Mind your language | 29 September 2007

Shakespeare plays need surtitles to make them intelligible. Otherwise one only understands what is going on by previous study.

issue 29 September 2007

I have stumbled across a translation of Shakespeare into English on a website called No Fear Shakespeare. Hamlet’s well-known soliloquy goes: ‘The question is: is it better to be alive or dead? Is it nobler to put up with all the nasty things that luck throws your way, or to fight against all those troubles by simply putting an end to them once and for all?’

The double is is certainly a modern touch. Nobler is a surprising survival, considering how much else was jettisoned. I’m not sure about nasty. If it does not have a babyish tone, then it connotes dirtiness, as in that resolution for ‘When I come to be old’ by Jonathan Swift: ‘Not to neglect decency, or cleenlyness, for fear of falling into Nastyness.’

One difficulty in translating is that each crux must be decided one way or another. There is that vexed line in Henry V about the death of Falstaff: ‘His nose was as sharp as a pen and a Table of green fields’. Lewis Theobald (1688-1744) amended this to ‘a [ie, he] babbled of green fields’. The interpreters of No Fear Shakespeare give the text as ‘he told of green fields’ but mysteriously manages to render that as: ‘His face was gaunt and he was babbling about green fields.’ And I can’t see that ‘his face was gaunt’ is clearer than ‘his nose was as sharp as a pen’.
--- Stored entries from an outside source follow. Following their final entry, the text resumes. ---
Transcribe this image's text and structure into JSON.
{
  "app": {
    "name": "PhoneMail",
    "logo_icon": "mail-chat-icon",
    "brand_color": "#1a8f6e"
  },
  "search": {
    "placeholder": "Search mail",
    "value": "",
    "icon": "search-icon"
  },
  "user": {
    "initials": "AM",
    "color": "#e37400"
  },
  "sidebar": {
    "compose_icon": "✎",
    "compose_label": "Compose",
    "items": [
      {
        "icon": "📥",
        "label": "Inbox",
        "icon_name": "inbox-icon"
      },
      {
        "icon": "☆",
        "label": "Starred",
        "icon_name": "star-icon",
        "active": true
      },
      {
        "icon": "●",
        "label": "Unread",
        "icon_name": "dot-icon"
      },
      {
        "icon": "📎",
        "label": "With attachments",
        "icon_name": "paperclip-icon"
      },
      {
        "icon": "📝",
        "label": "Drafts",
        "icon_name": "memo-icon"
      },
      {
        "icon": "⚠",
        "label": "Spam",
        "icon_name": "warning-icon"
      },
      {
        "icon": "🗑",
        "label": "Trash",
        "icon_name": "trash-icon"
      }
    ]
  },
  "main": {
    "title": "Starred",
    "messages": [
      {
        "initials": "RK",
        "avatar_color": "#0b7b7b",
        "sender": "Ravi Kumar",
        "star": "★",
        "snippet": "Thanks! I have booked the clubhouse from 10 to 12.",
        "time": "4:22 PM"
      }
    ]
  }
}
But the abolition of all metaphors can wash away difficulties too. ‘I am but mad north-north-west,’ says Hamlet. ‘When the wind is southerly, I know a hawk from a handsaw.’ This the No Fear ironing service smooths into: ‘I’m only crazy sometimes. At other times, I know what’s what.’ Crazy, no doubt, to prevent American students thinking that by mad Hamlet means ‘angry’.